Mustafa Ekmekçi'yi yakından, tanıyan iki insan; arkadaşı Oralp Basım ve yazar-eğitimci, yine Ekmekçi'nin arkadaşlarından Mehmet Başaran... Mekan, İzmit'te, Oralp Basım'ın ünlü domuz çiftliği. Ekmekçi'nin defalarca oturduğu balkondayız ve bu kez, aramızda O yok... O'nun anısını birlikte yaşatıyoruz.
"Sayın Başaran, sizin Ekmekçi ile tanışıklığınızın epey eski olduğunu biliyoruz. Ne zamanlardan bu yana?"
MEHMET BAŞARAN: Ekmekçi ile sanki doğduğumdan beri tanışıyormuş gibiyim. Ankara, benim için Ekmekçi demekti. Ve her sıkıntılı zamanımda gece, gündüz yanı başımdaydı. 12 Eylül döneminde gıyabi tutukluluğum sırasında eve gelemiyor, başka evlerde kalıyordum. Oralarda bile bulup sakinleştirmeye çalışıyordu beni. Öylesine değişik, özverili, dost canlısı bir insandı ki, başkalarının derdini, sıkıntılarını onlardan daha çok kendisi, duyumsar, çekerdi.
Beni yurtdışına gönderemedi diye, ölüyordu kahrından. 28 Nisan'da Ankara'da Köy Enstitüleri Vakfı toplantısı vardı. İçine doğmuş olacak, "gel de bir daha görüşelim" diye çağırdı. Benim gidecek durumum yoktu. "Bari gönder de pasaportunu yenileyeyim" dedi. Ertesi gün hastaneye yattı. Pasaport da masasında duruyormuş...

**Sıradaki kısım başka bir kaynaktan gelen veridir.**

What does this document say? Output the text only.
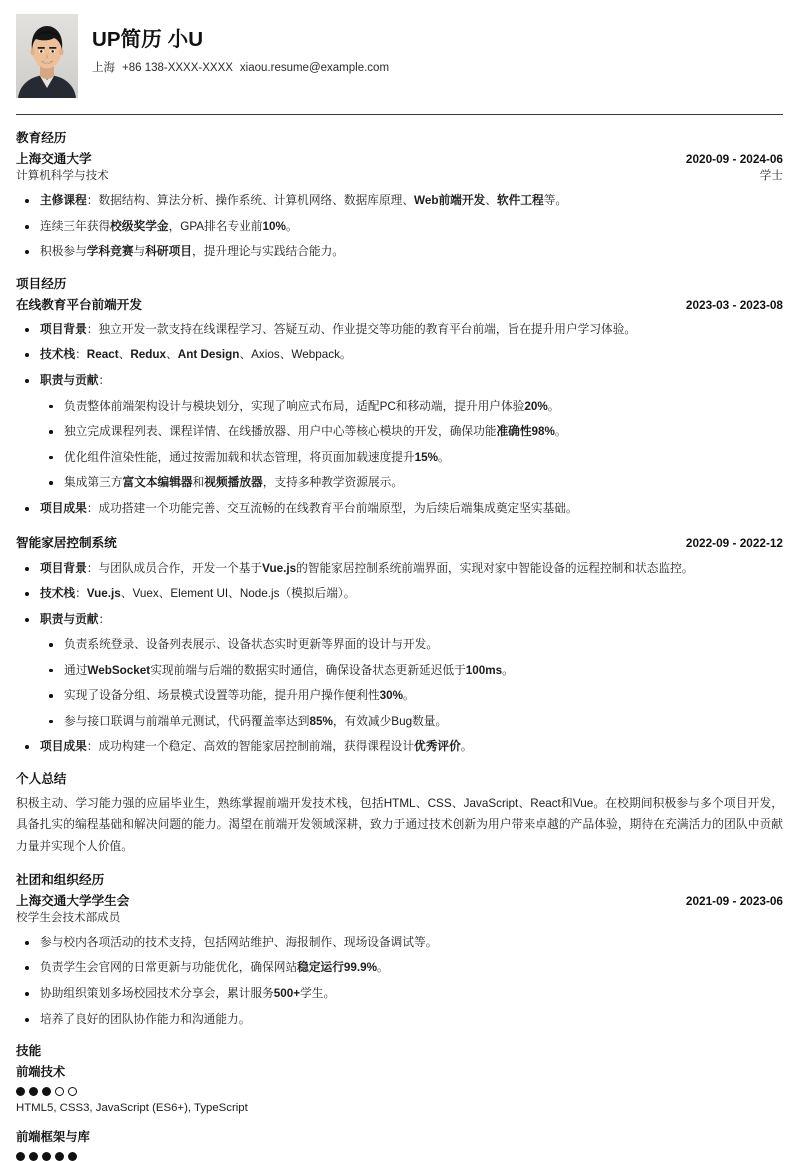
UP简历 小U
上海 +86 138-XXXX-XXXX xiaou.resume@example.com
教育经历
上海交通大学	2020-09 - 2024-06
计算机科学与技术	学士
主修课程：数据结构、算法分析、操作系统、计算机网络、数据库原理、Web前端开发、软件工程等。
连续三年获得校级奖学金，GPA排名专业前10%。
积极参与学科竞赛与科研项目，提升理论与实践结合能力。
项目经历
在线教育平台前端开发	2023-03 - 2023-08
项目背景：独立开发一款支持在线课程学习、答疑互动、作业提交等功能的教育平台前端，旨在提升用户学习体验。
技术栈：React、Redux、Ant Design、Axios、Webpack。
职责与贡献：
负责整体前端架构设计与模块划分，实现了响应式布局，适配PC和移动端，提升用户体验20%。
独立完成课程列表、课程详情、在线播放器、用户中心等核心模块的开发，确保功能准确性98%。
优化组件渲染性能，通过按需加载和状态管理，将页面加载速度提升15%。
集成第三方富文本编辑器和视频播放器，支持多种教学资源展示。
项目成果：成功搭建一个功能完善、交互流畅的在线教育平台前端原型，为后续后端集成奠定坚实基础。
智能家居控制系统	2022-09 - 2022-12
项目背景：与团队成员合作，开发一个基于Vue.js的智能家居控制系统前端界面，实现对家中智能设备的远程控制和状态监控。
技术栈：Vue.js、Vuex、Element UI、Node.js（模拟后端）。
职责与贡献：
负责系统登录、设备列表展示、设备状态实时更新等界面的设计与开发。
通过WebSocket实现前端与后端的数据实时通信，确保设备状态更新延迟低于100ms。
实现了设备分组、场景模式设置等功能，提升用户操作便利性30%。
参与接口联调与前端单元测试，代码覆盖率达到85%，有效减少Bug数量。
项目成果：成功构建一个稳定、高效的智能家居控制前端，获得课程设计优秀评价。
个人总结
积极主动、学习能力强的应届毕业生，熟练掌握前端开发技术栈，包括HTML、CSS、JavaScript、React和Vue。在校期间积极参与多个项目开发，具备扎实的编程基础和解决问题的能力。渴望在前端开发领域深耕，致力于通过技术创新为用户带来卓越的产品体验，期待在充满活力的团队中贡献力量并实现个人价值。
社团和组织经历
上海交通大学学生会	2021-09 - 2023-06
校学生会技术部成员
参与校内各项活动的技术支持，包括网站维护、海报制作、现场设备调试等。
负责学生会官网的日常更新与功能优化，确保网站稳定运行99.9%。
协助组织策划多场校园技术分享会，累计服务500+学生。
培养了良好的团队协作能力和沟通能力。
技能
前端技术
HTML5, CSS3, JavaScript (ES6+), TypeScript
前端框架与库
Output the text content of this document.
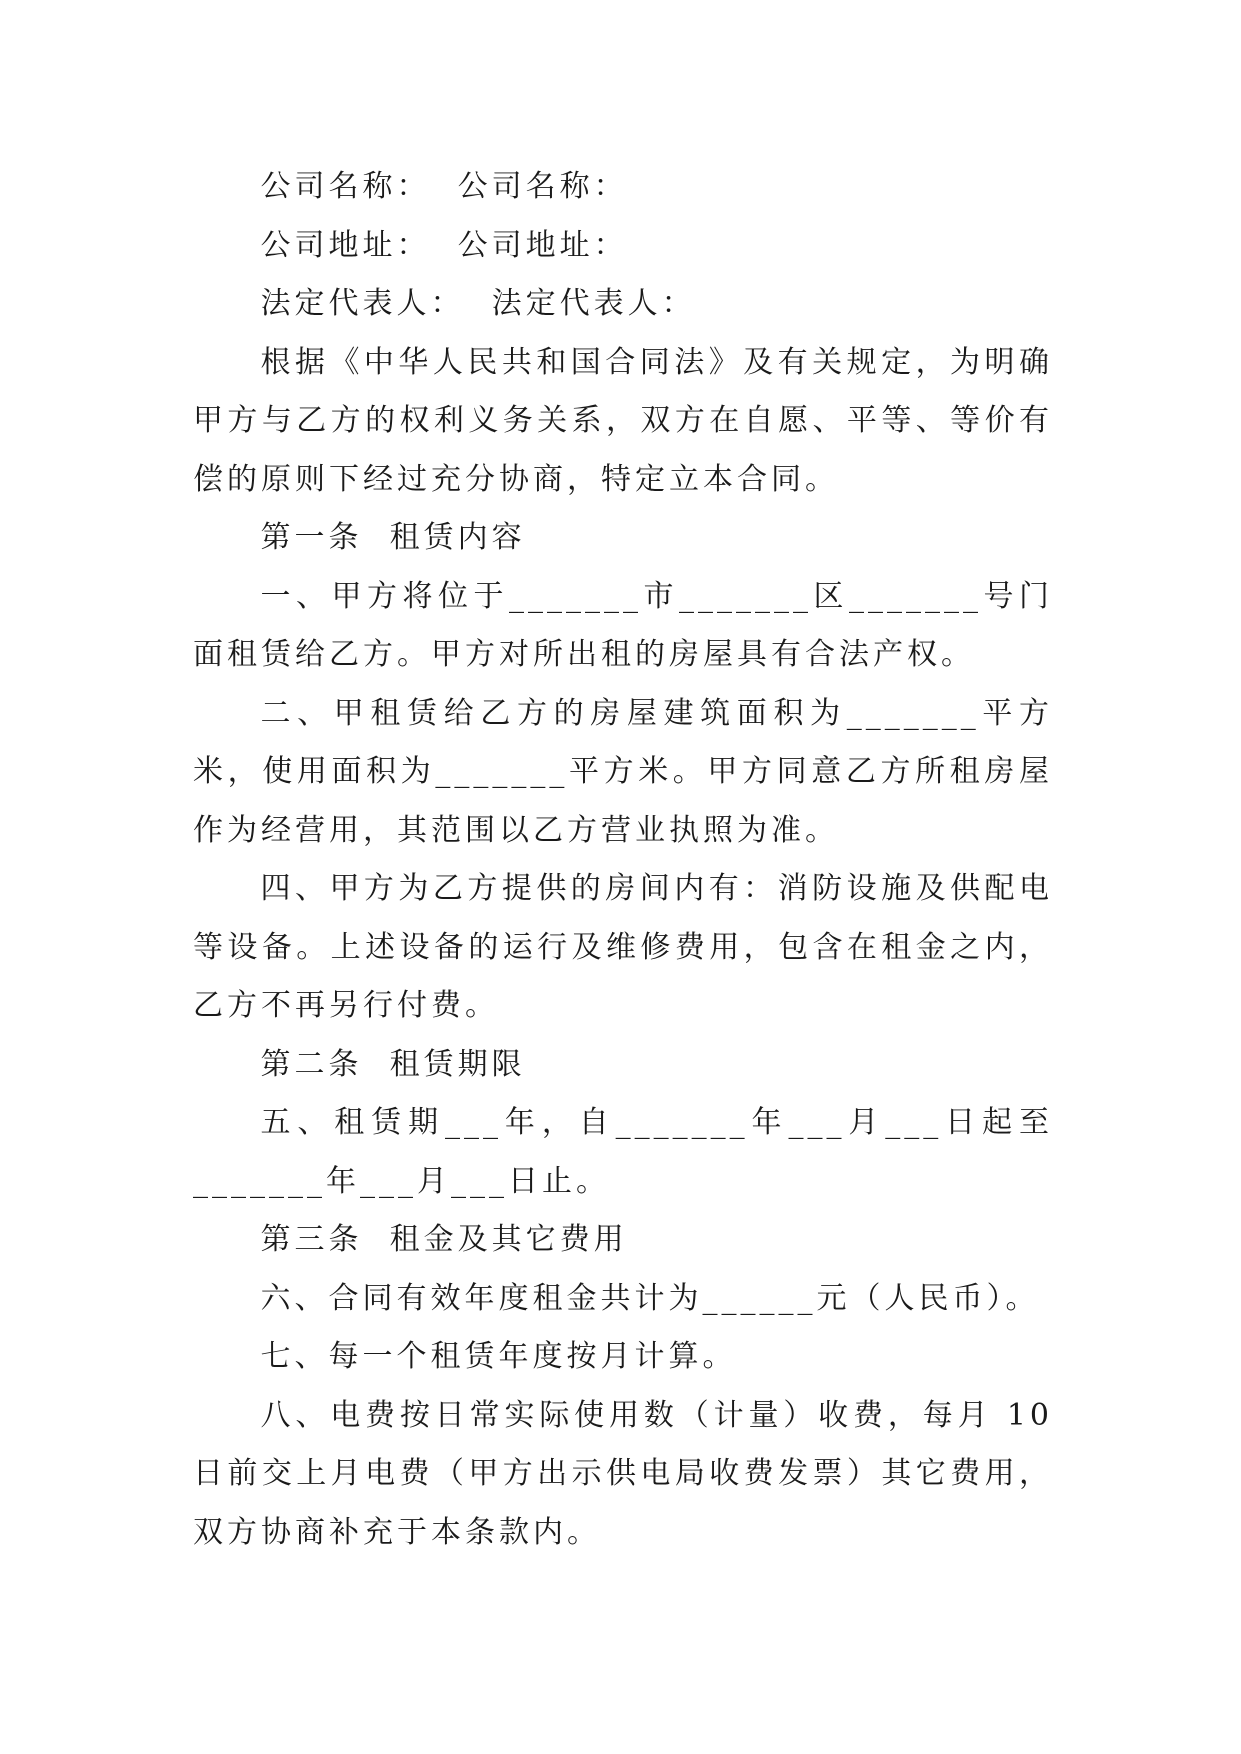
公司名称：  公司名称：

公司地址：  公司地址：

法定代表人：  法定代表人：

根据《中华人民共和国合同法》及有关规定，为明确甲方与乙方的权利义务关系，双方在自愿、平等、等价有偿的原则下经过充分协商，特定立本合同。

第一条  租赁内容

一、甲方将位于_______市_______区_______号门面租赁给乙方。甲方对所出租的房屋具有合法产权。

二、甲租赁给乙方的房屋建筑面积为_______平方米，使用面积为_______平方米。甲方同意乙方所租房屋作为经营用，其范围以乙方营业执照为准。

四、甲方为乙方提供的房间内有：消防设施及供配电等设备。上述设备的运行及维修费用，包含在租金之内，乙方不再另行付费。

第二条  租赁期限

五、租赁期___年，自_______年___月___日起至_______年___月___日止。

第三条  租金及其它费用

六、合同有效年度租金共计为______元（人民币）。

七、每一个租赁年度按月计算。

八、电费按日常实际使用数（计量）收费，每月 10 日前交上月电费（甲方出示供电局收费发票）其它费用，双方协商补充于本条款内。
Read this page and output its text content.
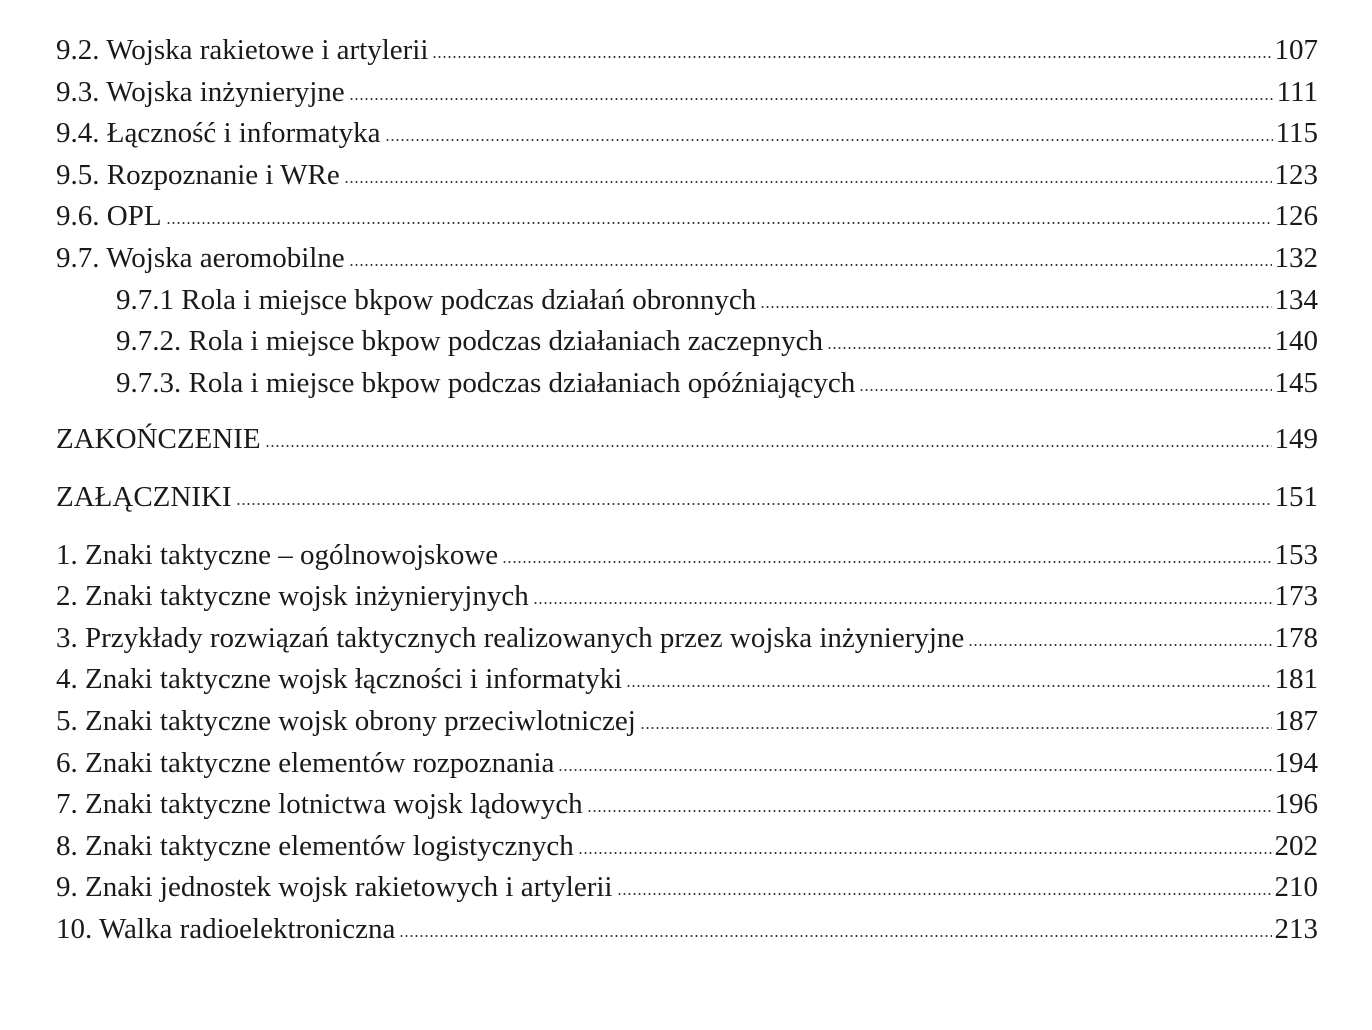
9.2. Wojska rakietowe i artylerii	107
9.3. Wojska inżynieryjne	111
9.4. Łączność i informatyka	115
9.5. Rozpoznanie i WRe	123
9.6. OPL	126
9.7. Wojska aeromobilne	132
9.7.1 Rola i miejsce bkpow podczas działań obronnych	134
9.7.2. Rola i miejsce bkpow podczas działaniach zaczepnych	140
9.7.3. Rola i miejsce bkpow podczas działaniach opóźniających	145
ZAKOŃCZENIE	149
ZAŁĄCZNIKI	151
1. Znaki taktyczne – ogólnowojskowe	153
2. Znaki taktyczne wojsk inżynieryjnych	173
3. Przykłady rozwiązań taktycznych realizowanych przez wojska inżynieryjne	178
4. Znaki taktyczne wojsk łączności i informatyki	181
5. Znaki taktyczne wojsk obrony przeciwlotniczej	187
6. Znaki taktyczne elementów rozpoznania	194
7. Znaki taktyczne lotnictwa wojsk lądowych	196
8. Znaki taktyczne elementów logistycznych	202
9. Znaki jednostek wojsk rakietowych i artylerii	210
10. Walka radioelektroniczna	213
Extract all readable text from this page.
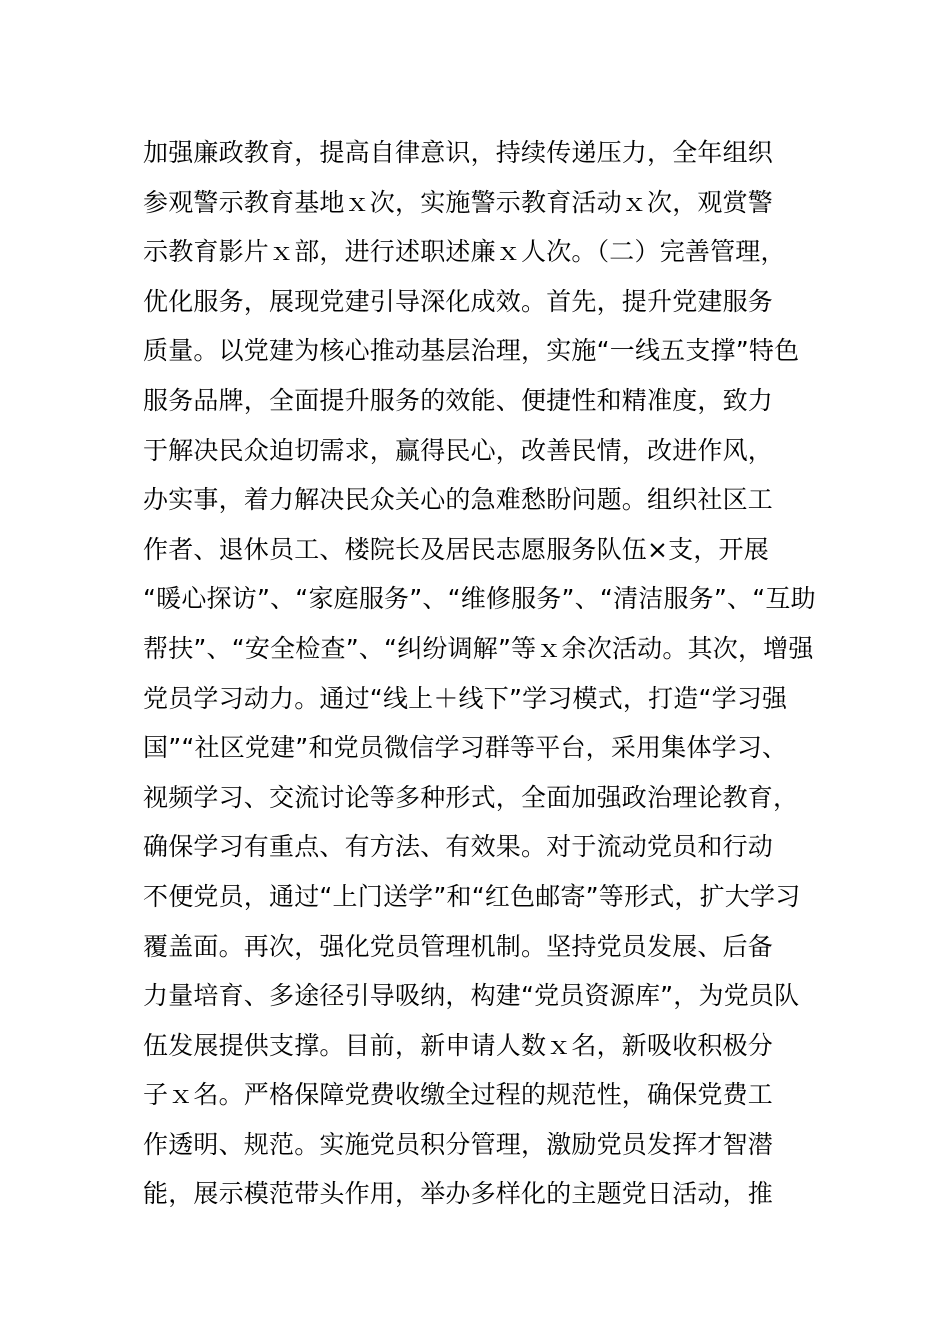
加强廉政教育，提高自律意识，持续传递压力，全年组织
参观警示教育基地ｘ次，实施警示教育活动ｘ次，观赏警
示教育影片ｘ部，进行述职述廉ｘ人次。（二）完善管理，
优化服务，展现党建引导深化成效。首先，提升党建服务
质量。以党建为核心推动基层治理，实施“一线五支撑”特色
服务品牌，全面提升服务的效能、便捷性和精准度，致力
于解决民众迫切需求，赢得民心，改善民情，改进作风，
办实事，着力解决民众关心的急难愁盼问题。组织社区工
作者、退休员工、楼院长及居民志愿服务队伍×支，开展
“暖心探访”、“家庭服务”、“维修服务”、“清洁服务”、“互助
帮扶”、“安全检查”、“纠纷调解”等ｘ余次活动。其次，增强
党员学习动力。通过“线上＋线下”学习模式，打造“学习强
国”“社区党建”和党员微信学习群等平台，采用集体学习、
视频学习、交流讨论等多种形式，全面加强政治理论教育，
确保学习有重点、有方法、有效果。对于流动党员和行动
不便党员，通过“上门送学”和“红色邮寄”等形式，扩大学习
覆盖面。再次，强化党员管理机制。坚持党员发展、后备
力量培育、多途径引导吸纳，构建“党员资源库”，为党员队
伍发展提供支撑。目前，新申请人数ｘ名，新吸收积极分
子ｘ名。严格保障党费收缴全过程的规范性，确保党费工
作透明、规范。实施党员积分管理，激励党员发挥才智潜
能，展示模范带头作用，举办多样化的主题党日活动，推
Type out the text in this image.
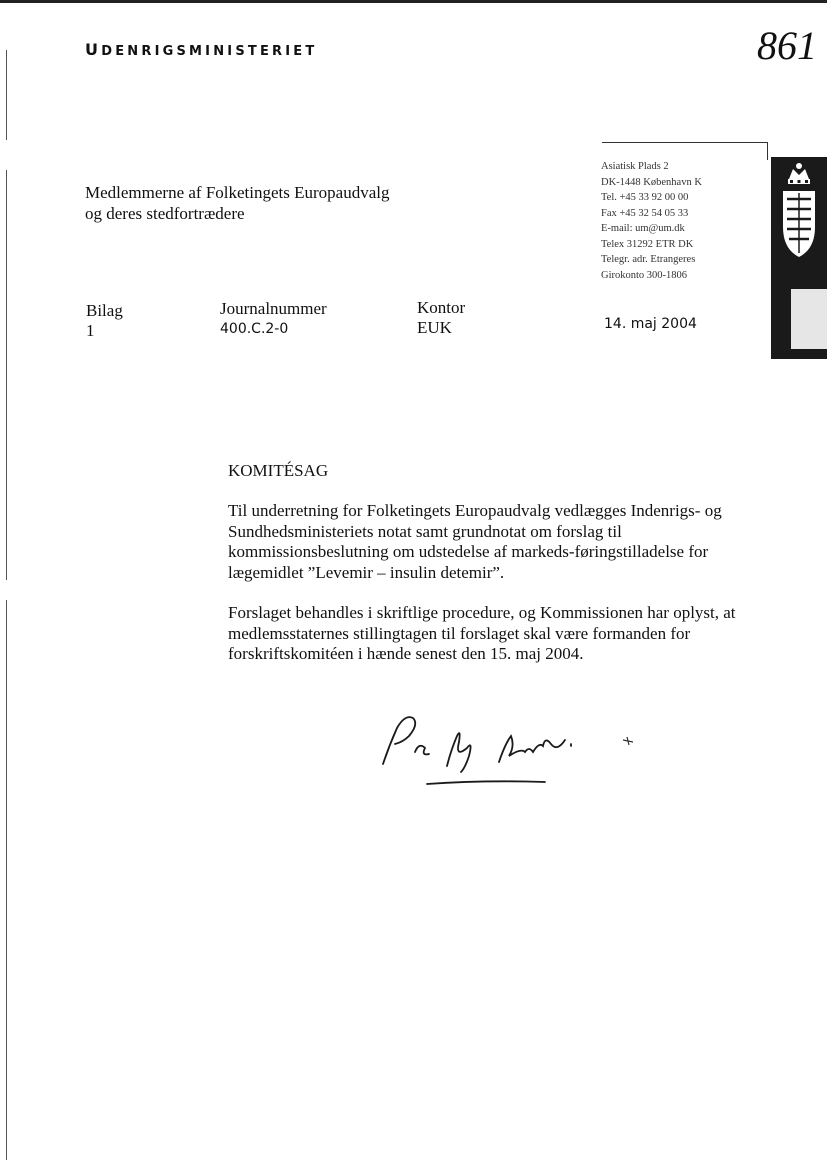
UDENRIGSMINISTERIET	861
Medlemmerne af Folketingets Europaudvalg
og deres stedfortrædere
Asiatisk Plads 2
DK-1448 København K
Tel. +45 33 92 00 00
Fax +45 32 54 05 33
E-mail: um@um.dk
Telex 31292 ETR DK
Telegr. adr. Etrangeres
Girokonto 300-1806
Bilag
1
Journalnummer
400.C.2-0
Kontor
EUK	14. maj 2004
KOMITÉSAG
Til underretning for Folketingets Europaudvalg vedlægges Indenrigs- og Sundhedsministeriets notat samt grundnotat om forslag til kommissionsbeslutning om udstedelse af markeds-føringstilladelse for lægemidlet ”Levemir – insulin detemir”.
Forslaget behandles i skriftlige procedure, og Kommissionen har oplyst, at medlemsstaternes stillingtagen til forslaget skal være formanden for forskriftskomitéen i hænde senest den 15. maj 2004.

Yani Ekmekçi, ayrı bir kurum gibiydi ve bütün kurumlardan daha iyi işliyordu. Evi bir santrala benziyordu, sesini her yana ulaştırırdı. Kendisi ile ilgili tüm belgeleri günün birinde değerlendirilmek üzere topladığını söylerdi. "Gün gelecek, onları değerlendireceğim", derdi, ama değerlendiremedi... Yakınlığımız kardeşten ileriydi...
"Ya siz Oralp Basım. Sizin Ekmekçi ile dostluğunuzun başlangıcını öğrenebilir miyiz?"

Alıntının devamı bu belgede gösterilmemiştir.